YBY: The most important thing is not just the system, but also the values that the system represents. Today we see clearly that the value of life and health has been diminished dramatically. People have started to say, ‘well, it doesn’t matter if a few hundred thousand people die.’ That’s a real problem. And it’s not just a problem because of the fact that we’re losing the value of life, which is very bad, but because it is totally counter to the possibility that civilization will be sustained as a complex entity with complex technologies and all the complex supply chains and all the complex collaborations, scientific and literary and other ones we have around the world.

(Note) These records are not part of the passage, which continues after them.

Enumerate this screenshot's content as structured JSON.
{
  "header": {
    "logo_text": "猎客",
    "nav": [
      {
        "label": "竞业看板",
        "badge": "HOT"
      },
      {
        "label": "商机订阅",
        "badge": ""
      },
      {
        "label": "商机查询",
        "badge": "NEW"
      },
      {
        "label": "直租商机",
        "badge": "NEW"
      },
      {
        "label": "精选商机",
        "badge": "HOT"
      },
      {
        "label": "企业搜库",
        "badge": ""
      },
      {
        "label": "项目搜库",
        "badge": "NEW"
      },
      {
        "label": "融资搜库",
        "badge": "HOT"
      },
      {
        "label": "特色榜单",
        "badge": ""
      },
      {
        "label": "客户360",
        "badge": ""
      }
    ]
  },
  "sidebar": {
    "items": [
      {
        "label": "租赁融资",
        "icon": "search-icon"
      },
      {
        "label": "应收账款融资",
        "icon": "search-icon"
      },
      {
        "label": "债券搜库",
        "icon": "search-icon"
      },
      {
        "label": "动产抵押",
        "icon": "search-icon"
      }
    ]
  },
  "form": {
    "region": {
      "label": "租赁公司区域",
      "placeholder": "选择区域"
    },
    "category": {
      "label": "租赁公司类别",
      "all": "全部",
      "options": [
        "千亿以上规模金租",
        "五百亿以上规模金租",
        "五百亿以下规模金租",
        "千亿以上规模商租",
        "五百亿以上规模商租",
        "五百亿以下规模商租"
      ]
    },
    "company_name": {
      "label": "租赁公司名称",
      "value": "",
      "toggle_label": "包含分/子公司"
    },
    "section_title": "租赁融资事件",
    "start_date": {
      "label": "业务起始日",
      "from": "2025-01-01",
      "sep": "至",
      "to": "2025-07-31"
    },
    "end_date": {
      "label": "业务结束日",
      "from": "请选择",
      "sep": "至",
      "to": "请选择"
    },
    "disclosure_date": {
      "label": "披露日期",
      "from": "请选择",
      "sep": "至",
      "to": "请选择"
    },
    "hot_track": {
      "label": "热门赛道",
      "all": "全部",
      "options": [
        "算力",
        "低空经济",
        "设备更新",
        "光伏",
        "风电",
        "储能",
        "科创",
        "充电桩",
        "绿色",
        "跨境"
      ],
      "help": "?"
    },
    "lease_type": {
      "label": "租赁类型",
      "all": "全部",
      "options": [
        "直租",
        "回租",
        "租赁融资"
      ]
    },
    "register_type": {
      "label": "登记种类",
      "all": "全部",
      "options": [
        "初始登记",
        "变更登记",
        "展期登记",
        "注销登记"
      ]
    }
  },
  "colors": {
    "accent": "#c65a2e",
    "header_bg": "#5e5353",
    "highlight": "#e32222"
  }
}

We should surely restore the value of life and go further in recognizing the value of each individual’s life and wellbeing. This goes hand in hand with recognizing the unique capabilities of individuals, quite different from an industrial model where people are seen as commodities like widgets, the same as parts of the machines they make. Statistics and calculus are not well suited to understanding this distinction, but we can see how badly they treat the importance of individuals, and the value of human life and wellbeing.

CP: Final question: when you think about networks, what make you think that life within networks will be better than otherwise. Is it mostly a question of survival against extinction?

YBY: As I mentioned previously, the network as a complex collective should inherently recognize the value of each individual that is part of it. That is integral to how it works.